Created on 2018-03-07 by the reprex package (v0.2.0).

The argument to meta_make() can be a target, that's where it becomes really powerful. If meta_make() is called with an up to date target and unchanged code, the results remain up to date too.

Subtle difference: The list returned by meta_make() is just a list of pointers, not a list of objects. Therefore, calling loadd() or readd() on such a target won't load all results into memory. See below for an implementation sketch.

unpack

Input: A named list. For each element, a target is created in the plan. Example of two equivalent plans:

# Proposed plan
plan <- drake::drake_plan(
  results = list(a = 1, b = 2, c = 3),
  unpack(results)
)

# Equivalent plan that works in the current implementation
plan <- drake::drake_plan(
  results = list(a = 1, b = 2, c = 3),
  a = results$a,
  b = results$b,
  c = results$c
)

drake::make(plan)
#> target results
#> target a
#> target b
#> target c
drake::readd(b)
#> cache /tmp/RtmpriGbJu/.drake
#> [1] 2

Created on 2018-03-07 by the reprex package (v0.2.0).
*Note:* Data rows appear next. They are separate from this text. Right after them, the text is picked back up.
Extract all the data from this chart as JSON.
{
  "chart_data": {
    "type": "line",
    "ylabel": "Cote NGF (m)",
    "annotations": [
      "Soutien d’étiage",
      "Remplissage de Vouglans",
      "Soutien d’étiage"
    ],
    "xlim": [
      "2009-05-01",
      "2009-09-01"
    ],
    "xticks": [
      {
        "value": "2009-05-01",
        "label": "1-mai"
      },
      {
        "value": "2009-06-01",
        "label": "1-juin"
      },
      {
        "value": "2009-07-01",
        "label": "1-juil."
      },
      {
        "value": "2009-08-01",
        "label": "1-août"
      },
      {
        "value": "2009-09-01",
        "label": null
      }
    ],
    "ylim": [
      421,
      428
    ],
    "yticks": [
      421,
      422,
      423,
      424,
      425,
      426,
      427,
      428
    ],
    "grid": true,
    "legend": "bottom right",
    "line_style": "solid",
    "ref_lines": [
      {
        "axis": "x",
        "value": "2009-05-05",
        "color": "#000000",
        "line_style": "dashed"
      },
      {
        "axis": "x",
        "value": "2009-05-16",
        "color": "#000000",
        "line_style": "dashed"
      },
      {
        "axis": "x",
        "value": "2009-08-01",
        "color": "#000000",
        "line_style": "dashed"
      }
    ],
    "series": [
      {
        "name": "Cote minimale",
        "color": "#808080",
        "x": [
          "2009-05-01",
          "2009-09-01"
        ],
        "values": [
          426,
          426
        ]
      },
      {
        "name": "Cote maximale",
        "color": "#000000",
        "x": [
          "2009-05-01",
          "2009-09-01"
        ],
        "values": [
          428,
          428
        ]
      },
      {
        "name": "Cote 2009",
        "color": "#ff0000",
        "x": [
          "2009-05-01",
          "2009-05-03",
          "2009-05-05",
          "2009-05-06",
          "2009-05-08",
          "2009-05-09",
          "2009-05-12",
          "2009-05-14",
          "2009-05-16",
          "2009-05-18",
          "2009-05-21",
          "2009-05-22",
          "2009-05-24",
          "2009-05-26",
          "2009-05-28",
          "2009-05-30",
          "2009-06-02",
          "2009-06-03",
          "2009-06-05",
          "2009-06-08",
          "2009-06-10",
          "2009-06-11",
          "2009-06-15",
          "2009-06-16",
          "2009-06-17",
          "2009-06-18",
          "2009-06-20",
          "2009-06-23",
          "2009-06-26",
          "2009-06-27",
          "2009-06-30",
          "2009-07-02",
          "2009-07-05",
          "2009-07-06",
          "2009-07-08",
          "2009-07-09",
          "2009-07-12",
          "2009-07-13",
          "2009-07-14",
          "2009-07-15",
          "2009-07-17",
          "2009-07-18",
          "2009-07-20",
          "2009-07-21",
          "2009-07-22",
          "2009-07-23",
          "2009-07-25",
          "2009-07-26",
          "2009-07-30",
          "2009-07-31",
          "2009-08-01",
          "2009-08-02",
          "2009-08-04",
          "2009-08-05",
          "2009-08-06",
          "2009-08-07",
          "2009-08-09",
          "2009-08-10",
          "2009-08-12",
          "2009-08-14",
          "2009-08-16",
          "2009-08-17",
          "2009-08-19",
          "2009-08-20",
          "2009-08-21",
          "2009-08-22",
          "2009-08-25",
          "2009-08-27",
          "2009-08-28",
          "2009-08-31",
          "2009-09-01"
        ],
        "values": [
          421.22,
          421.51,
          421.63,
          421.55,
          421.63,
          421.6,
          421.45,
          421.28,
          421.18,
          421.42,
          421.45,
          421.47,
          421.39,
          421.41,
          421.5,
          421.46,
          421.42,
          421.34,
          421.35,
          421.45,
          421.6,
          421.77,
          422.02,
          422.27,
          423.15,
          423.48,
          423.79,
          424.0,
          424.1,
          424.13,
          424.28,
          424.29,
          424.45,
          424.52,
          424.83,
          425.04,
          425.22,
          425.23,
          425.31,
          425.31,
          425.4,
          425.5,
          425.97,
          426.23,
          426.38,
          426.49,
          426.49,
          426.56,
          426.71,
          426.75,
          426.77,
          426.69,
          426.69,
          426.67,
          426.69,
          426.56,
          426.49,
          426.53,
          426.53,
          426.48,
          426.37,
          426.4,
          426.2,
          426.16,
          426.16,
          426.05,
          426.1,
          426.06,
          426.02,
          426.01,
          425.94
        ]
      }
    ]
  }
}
The arguments to unpack() can be targets, that's where it becomes really powerful. This is related to #283 (multi-file output; and the equivalent for R objects), but I don't think #283 is a prerequisite. If unpack() is called with an up to date target and unchanged code, all resulting targets (from the last run) remain up to date too.

The unpacking is a declarative operation, we don't (necessarily) need to materialize all targets. In particular, if the target is the result of a previous call to meta_make(), the results are already unpacked.

pack

Semantics identical to tibble::lst(): Construct a list from a set of targets. The main difference is that this is a declarative operation that doesn't physically construct the list yet. It can be used to bundle targets together for use in a subsequent operation. Example of two equivalent plans:

# Proposed plan
plan <- drake::drake_plan(
  a = 1,
  b = 2,
  packed = pack(a, b)
)

# Equivalent plan that works in the current implementation
plan <- drake::drake_plan(
  a = 1,
  b = 2,
  packed = tibble::lst(a, b)
)

drake::make(plan)
#> target a
#> target b
#> target packed
drake::readd(packed)
#> cache /tmp/Rtmp6mdjtc/.drake
#> $a
#> [1] 1
#> 
#> $b
#> [1] 2

Created on 2018-03-07 by the reprex package (v0.2.0).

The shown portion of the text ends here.